Ramen Teh : Filmmaker Eric Khoo’s lastest work will feed your soul but leave your stomach growling

What better way to celebrate over 50 years of diplomatic ties and friendship between Singapore and Japan than to connect iconic dishes of the two cultures, Bak Ku Teh and Ramen,  into one meaningful dish, Ramen Teh? While central theme is familiar – food bringing people and communities together – veteran auteur Eric Khoo gets personal with this film and is rewarded with a delicate and sensitive story that touches hearts.

A moving tribute to Khoo’s mother and her cooking, (her recipes are used to create the dishes in the movie), it also Illustrates his love affair with food in his films starting with the famed Mee Pok Man and Wanton Mee. That said, Ramen Teh maybe Khoo’s finest food film yet. It closed the Berlin International Film Festival’s Culinary Cinema section in February and people’s ability to relate to ‘mum’s cooking’ is just one of the reasons why this movie will be reaching the screens of 40 odd countries.

This film is well-informed, thanks to the collaborative effort and expertise of Khoo’s team. Yutaka Tachibana, one of the film’s producers, initiated this friendship project and provided the connection to Japan while cinematographer Brian Gothong Tang skillfully captures local iconic dishes like Chili Crab and Chicken Rice, awakening feelings of nostalgia and hunger throughout the movie. Dr Leslie Tay of IshootIeatIpost and Japanese chef Keisuke Takeda, founder of Singapore ramen chain Ramen Keisuke were both consulted to see if Ramen Teh, the dish, could actually work. If you want to try it, and trust me you will, Chef Takeda’s version of Ramen Teh, called Bak Ku Teh Ramen ($13.90) is now available at Keisuke Tokyo.

The story centres around Masato (Takumi Saito) who helps his father Kazuo (Tsuyoshi Ihara) run the family ramen shop in Takasaki until his father abruptly passes away. It’s made known that their relationship is strained due to Kazuo’s broken heart since losing his Singaporean wife Mei Lian (Jeanette Aw). While going through Kazuo’s possessions, Masato is confronted with memories from his childhood in Singapore which inspires him to return and reconnect with his Singaporean roots. Masato joins Miki (Seiko Matsuda), a Japanese food-blogger who gives him and in turn, the audience an elaborate gastronomic tour around Singapore. Miki and her son create images that remind Masato of his own time with his mother in the kitchen. Both actresses bring an honest vulnerability to their role as mothers and it sets a solid foundation for the rest of the plot that requires the audience to understand the deep impact maternal love has on Masato and why he is driven to reconnect. 
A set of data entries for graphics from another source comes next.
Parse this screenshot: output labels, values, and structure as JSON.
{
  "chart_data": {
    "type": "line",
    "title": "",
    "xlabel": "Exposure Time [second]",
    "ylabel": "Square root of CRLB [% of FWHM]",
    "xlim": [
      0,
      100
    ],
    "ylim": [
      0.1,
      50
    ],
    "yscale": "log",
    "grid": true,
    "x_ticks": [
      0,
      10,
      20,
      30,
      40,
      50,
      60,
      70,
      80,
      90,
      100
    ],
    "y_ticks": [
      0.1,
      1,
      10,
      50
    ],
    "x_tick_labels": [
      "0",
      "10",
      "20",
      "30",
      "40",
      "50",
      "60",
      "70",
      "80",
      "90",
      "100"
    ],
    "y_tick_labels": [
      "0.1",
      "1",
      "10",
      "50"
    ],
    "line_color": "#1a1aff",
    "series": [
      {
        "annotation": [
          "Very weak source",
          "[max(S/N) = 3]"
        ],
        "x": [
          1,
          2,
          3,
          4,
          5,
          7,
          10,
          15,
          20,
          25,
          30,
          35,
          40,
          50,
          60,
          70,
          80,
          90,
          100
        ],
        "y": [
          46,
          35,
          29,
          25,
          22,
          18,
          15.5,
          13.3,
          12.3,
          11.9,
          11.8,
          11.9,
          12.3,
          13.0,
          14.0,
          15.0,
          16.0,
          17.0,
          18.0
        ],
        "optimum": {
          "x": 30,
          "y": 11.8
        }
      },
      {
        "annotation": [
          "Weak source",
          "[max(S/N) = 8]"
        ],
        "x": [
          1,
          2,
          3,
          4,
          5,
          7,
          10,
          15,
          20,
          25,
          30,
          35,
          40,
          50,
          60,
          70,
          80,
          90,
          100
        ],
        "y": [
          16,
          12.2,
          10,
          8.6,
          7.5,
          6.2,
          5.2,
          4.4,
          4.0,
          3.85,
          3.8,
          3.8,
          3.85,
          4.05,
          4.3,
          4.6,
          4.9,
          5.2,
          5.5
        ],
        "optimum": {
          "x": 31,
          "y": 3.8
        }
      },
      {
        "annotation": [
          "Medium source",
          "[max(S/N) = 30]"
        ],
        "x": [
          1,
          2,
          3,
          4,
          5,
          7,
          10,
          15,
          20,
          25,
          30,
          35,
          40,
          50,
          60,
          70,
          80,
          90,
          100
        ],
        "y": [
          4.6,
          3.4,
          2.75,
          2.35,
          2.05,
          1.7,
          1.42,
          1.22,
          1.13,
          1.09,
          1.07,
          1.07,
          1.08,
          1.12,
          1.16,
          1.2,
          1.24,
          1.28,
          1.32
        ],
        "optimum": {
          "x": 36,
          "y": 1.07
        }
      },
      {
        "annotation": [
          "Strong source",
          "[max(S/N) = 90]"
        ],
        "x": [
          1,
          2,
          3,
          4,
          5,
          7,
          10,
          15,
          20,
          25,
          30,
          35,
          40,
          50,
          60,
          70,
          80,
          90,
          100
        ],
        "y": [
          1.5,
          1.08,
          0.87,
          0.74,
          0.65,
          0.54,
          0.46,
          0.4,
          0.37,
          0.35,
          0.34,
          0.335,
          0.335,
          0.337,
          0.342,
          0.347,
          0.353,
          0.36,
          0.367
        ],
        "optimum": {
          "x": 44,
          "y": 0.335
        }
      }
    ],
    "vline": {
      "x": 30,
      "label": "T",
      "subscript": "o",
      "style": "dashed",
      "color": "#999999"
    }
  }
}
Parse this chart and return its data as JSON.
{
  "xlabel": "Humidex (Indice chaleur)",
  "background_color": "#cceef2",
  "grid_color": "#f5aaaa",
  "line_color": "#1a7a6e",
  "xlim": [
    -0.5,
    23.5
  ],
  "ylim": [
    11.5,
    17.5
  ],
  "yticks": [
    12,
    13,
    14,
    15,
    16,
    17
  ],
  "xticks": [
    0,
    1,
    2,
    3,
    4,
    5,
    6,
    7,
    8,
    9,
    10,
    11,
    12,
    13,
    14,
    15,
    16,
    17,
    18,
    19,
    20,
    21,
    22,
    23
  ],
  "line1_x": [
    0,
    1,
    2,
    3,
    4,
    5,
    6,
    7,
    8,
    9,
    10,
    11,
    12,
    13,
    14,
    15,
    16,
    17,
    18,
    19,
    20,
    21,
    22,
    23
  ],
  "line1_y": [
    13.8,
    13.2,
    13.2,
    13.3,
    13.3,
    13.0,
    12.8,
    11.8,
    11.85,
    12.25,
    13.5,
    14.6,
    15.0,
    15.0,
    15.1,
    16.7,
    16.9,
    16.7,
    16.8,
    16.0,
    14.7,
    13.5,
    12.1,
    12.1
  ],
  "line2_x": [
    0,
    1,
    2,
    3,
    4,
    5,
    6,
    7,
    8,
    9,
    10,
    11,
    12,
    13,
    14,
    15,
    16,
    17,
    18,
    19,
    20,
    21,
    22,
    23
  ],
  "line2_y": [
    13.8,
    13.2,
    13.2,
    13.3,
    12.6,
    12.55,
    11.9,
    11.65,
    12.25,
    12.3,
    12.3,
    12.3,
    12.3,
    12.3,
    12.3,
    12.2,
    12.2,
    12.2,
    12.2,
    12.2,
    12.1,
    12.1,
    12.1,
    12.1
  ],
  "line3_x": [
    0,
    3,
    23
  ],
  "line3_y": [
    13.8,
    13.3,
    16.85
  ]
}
He goes in search of his Uncle Wee (Mark Lee), who runs the family Bak Kut Teh restaurant. When they finally meet, the scene is both sweet and comical thanks to veteran actor Mark Lee. ‘Uncle Wee’s’ character is deemed ‘crucial’ by Khoo to lighten the otherwise serious nature of the film. He teaches Masato how to cook Bak Ku Teh in a thorough demonstration that is sure to fascinate locals and foreigners alike. Uncle Wee and Masato also participate in the tradition of having  “Kung Fu Tea” with the Bak Kut Teh – something the younger generation of Singaporeans probably never encountered, much less participated.

The film climaxes when Masato is introduced to his grandmother (Beatrice Chien) for the first time, which inspires the eventual creation ofRamen Teh, the dish that leads to reconciliation and forgiveness. Both Saito and Chien deliver masterful performances, bringing an authenticity and believability in their scenes together that all can connect with. Khoo intricately weaves Singapore’s history with the Japanese into the overarching storyline. The name change saga regarding the Syonan Gallery serves as the background to reflect a generation who still have painful memories of the wartime atrocities during the Japanese Occupation. This film does not sweep this part of our history under the carpet but allows us to heal and move forward to forge an even stronger bond for the next 50 years.

My main gripe is with the flashbacks illustrating how Kazuo and Mei Lian met and fell in love. While the setting is done right, thanks to Khoo’s efforts in finding ‘old Singapore’, characters Kazuo and Mei Lian are too stiff and look too uncomfortable to convince the audience they are in love. This was made even more difficult because of their language barrier.

For a 90 minute film, Khoo opts for a simple, straightforward film to move the hearts of the masses with its touching storyline, a stellar cast and mouthwateringly beautiful images of Singaporean food!